Independientemente de que Jesús fuera rico o pobre, sabemos que Nuestro Señor optó por la vivencia radical de la humildad, así pues, le dijo a un joven rico que le preguntó lo que tenía que hacer para convertirse en seguidor o discípulo suyo, después de que él le asegurara que cumplía cabalmente todos los Mandamientos de la Ley: (MC. 10, 21). Jesús no rechazaba los bienes materiales, así pues, Él sufragaba los gastos de sus compañeros y suyos gracias al dinero que recibía de ciertas mujeres cuyos maridos tenían cierta influencia en Palestina (LC. 8, 1-3), y repartía limosnas a los marginados (JN. 13, 29). Jesús defendía la pobreza espiritual, es decir, era humilde, y no despilfarraba su dinero.
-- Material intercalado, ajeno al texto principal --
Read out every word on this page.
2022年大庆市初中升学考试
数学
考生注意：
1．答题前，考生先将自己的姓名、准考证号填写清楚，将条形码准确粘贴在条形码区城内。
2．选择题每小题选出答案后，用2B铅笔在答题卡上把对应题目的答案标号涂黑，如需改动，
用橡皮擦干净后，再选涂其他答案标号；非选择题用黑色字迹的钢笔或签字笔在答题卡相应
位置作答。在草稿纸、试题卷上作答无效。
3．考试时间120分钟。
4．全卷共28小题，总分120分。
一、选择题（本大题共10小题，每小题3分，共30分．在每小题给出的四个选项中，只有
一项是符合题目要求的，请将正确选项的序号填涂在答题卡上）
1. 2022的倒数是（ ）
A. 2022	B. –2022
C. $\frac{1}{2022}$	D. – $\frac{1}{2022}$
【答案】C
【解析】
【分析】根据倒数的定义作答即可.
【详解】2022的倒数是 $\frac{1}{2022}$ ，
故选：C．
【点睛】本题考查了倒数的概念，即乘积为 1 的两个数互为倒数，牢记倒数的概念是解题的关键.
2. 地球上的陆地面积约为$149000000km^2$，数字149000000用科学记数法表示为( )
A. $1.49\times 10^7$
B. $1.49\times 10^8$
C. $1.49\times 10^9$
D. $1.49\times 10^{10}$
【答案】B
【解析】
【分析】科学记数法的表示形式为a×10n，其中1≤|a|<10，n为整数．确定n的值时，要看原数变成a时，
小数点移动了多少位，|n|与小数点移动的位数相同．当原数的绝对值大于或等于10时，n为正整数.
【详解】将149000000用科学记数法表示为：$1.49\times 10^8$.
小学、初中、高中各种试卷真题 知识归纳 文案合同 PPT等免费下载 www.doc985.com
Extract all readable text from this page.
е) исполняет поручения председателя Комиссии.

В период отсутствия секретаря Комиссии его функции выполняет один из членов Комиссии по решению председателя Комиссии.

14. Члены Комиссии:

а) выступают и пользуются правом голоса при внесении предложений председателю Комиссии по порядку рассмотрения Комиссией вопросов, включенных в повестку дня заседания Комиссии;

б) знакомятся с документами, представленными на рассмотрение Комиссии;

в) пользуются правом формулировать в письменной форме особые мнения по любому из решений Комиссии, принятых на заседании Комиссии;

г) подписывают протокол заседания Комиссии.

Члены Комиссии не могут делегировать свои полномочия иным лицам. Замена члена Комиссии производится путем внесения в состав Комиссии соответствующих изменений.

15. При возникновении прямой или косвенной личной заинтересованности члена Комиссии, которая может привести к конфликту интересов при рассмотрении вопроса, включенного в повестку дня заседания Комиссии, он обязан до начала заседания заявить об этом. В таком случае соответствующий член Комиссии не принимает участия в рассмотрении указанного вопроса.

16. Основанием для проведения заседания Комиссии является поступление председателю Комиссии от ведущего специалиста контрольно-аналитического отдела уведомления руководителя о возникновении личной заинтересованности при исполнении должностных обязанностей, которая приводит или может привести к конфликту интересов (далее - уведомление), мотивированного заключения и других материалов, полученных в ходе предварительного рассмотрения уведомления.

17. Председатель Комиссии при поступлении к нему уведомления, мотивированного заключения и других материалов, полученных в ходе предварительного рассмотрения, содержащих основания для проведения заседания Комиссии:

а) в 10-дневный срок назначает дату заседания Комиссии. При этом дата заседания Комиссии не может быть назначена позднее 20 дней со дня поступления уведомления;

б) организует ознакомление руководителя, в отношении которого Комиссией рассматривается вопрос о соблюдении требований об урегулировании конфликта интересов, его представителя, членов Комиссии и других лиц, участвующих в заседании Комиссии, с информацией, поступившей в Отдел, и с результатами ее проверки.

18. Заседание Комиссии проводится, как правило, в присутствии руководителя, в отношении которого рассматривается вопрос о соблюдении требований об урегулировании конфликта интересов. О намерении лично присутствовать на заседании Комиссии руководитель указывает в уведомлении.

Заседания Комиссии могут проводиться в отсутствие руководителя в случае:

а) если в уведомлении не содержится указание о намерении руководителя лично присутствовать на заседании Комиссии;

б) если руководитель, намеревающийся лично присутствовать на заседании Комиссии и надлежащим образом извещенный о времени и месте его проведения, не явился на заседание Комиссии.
¿Mientras que María se quedó embarazada de Jesús y José la aceptó como esposa, qué hizo el Sagrado Titular de la Iglesia Católica para obtener el dinero que ambos necesitaban para vivir? Tanto en MC. 6, 3, como en MT. 13, 55, se nos dice que Jesús era carpintero, e hijo del carpintero. ES difícil suponer que José fuera escultor, porque, aunque Palestina había sido invadida por el ejército romano el año 63 antes de Cristo, los judíos rechazaban el culto a las imágenes, porque consideraban que ello constituía una ofensa muy grave contra Yahveh, ya que a Dios ni se le puede representar ni se le puede sustituir por divinidades falsas. No hay que echar a volar la imaginación para suponer que, a pesar de que José era carpintero, en más de una ocasión, quizás tuvo que improvisar haciendo trabajos diferentes al suyo, si pertenecía a la clase social más humilde del país.
¿Qué nos dice la Biblia con respecto a la Sagrada Familia desde que aconteció el Nacimiento de Jesús hasta que el Mesías inició su Ministerio público? Los judíos, por causa de un mandato divino muy antiguo, circuncidaban a sus hijos, el octavo día del nacimiento de los mismos, simbolizando la consagración de sus descendientes a Dios. Esta era una forma de hacer que Yahveh siempre tuviera servidores dispuestos a trabajar obedeciendo a los dirigentes político-religiosos de Palestina (LC. 2, 21). Recordemos lo que José le oyó al ángel que se le manifestó en el sueño en que le comunicó que no tuviera reparo en aceptar a María como esposa: (MT. 1, 21). Recordemos también lo que San Gabriel le dijo a María en el episodio de la Anunciación: (LC. 1, 31). A la luz de los versículos bíblicos que estamos meditando, podemos comprender, recordando la misión que le fue encomendada a Nuestro Señor, la razón por la que, Jesús, se traduce al español como "Libertador", "Salvador", o "Dios salba". No olvidemos que Jesús no necesitaba ser consagrado al Altísimo porque procedía de Dios, pero Nuestro Salvador no quiso diferenciarse de los demás mortales de todos los tiempos, así pues, si sus hermanos de raza eran circuncidados, Él tenía que ser circuncidado también, porque se hizo en todos los aspectos de la vida igual a nosotros, exceptuando la contaminación del pecado, y porque era descendiente de Adán y Eva, según el Génesis, los primeros pecadores. Recordemos que, por causa del relato del pecado original, que se puede leer en el capítulo 3 de dicho primer libro de la Biblia, los judíos primero y los cristianos después, tenían que tener un rito, a través del cuál, le demostraran a Dios que deseaban reconciliarse con Él. Por otra parte, pensemos que en la gran mayoría de religiones existentes a través del transcurso de la Historia, ha existido la costumbre de sacrificar a uno o a varios hijos, ya sea quitándoles la vida, u obligándolos a servir a la divinidad a la que sus adeptos adoran.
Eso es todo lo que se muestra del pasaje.